@Fabrice

I disagree, companies have already started dropping support for IE8, 
(Google being one of them).
http://www.afterdawn.com/news/article.cfm/2014/08/08/microsoft_sets_end-of-life_for_all_internet_explorer_versions_before_11

Which means 2 years before they are cutting the browsers before IE11, but 
then again depending on your market Chrome is the most popular browser. 
 Which is the reason you have to know what your traffic is like.  If you 
are a new site, what do you care if you tell people to download chrome if 
they are running IE8 or IE9 it is for their benefit.  One of the Best parts 
about chrome is typically any user can install it even with out admin.  

Then depending on what stats you get your information IE8 is under 10% 
worldwide
http://matthewmorek.com/blog/dropping-ie8-support

And according to most of polymer's documentation IE9 should work for most 
of the items but will only be supported for IE10+

So if you are developing a project that will not be launched for 6 months 
to a year why not start looking into polymer, I think what polymer brings 
to the table will in the long run help make developing web sites easier and 
quicker for those who know how.

Ron




On Tuesday, August 12, 2014 11:16:36 PM UTC-7, Fabrice Lorenceau wrote:
>
> @Karl: Just wishing them away is not going to happen.
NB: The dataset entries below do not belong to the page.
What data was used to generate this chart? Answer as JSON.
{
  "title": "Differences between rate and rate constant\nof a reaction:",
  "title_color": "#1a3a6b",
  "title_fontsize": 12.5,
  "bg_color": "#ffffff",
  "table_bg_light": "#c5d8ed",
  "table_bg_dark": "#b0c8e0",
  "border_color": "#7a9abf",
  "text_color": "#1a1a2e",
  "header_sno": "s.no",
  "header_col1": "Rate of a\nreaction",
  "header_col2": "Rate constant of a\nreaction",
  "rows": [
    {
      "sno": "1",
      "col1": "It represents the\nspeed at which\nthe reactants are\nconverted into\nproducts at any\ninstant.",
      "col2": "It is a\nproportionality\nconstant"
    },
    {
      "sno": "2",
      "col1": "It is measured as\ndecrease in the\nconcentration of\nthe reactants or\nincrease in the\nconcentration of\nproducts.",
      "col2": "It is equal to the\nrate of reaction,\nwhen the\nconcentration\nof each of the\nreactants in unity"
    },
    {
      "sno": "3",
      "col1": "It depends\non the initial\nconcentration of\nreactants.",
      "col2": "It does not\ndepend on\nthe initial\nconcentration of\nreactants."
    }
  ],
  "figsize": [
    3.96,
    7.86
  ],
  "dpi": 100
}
People hang on to 
> phone, tablets and computers they bought for as long as possible and most 
> won't (and sometimes cannot) update the browser. There are actually plenty 
> cases where people cant update browsers: when it's a company device, or 
> because they bought an Android that was modified by the OEM or Network 
> provider and will never get latest releases of Android (and thus Webview 
> that supports Polymer hybrid Mobile Apps), or because it would perform too 
> slowly if they updated to the latest version of the OS...
> So old browsers will fade away only as users stop using their devices. 
> Developers will rarely adopt a product that only fits less than the vast 
> majority of their users. This is why Polymer would only -- in my opinion -- 
> get adopted in 3 to 5 years if it only supports evergreen/modern browsers...
>
> I really like the suggestion about using Crosswalk along with Polymer (
> https://crosswalk-project.org/#documentation/cordova). If I ever decide 
> to use Polymer, that's the first thing I would look into to see if using 
> Crosswalk we can achieve decent browser support for our users.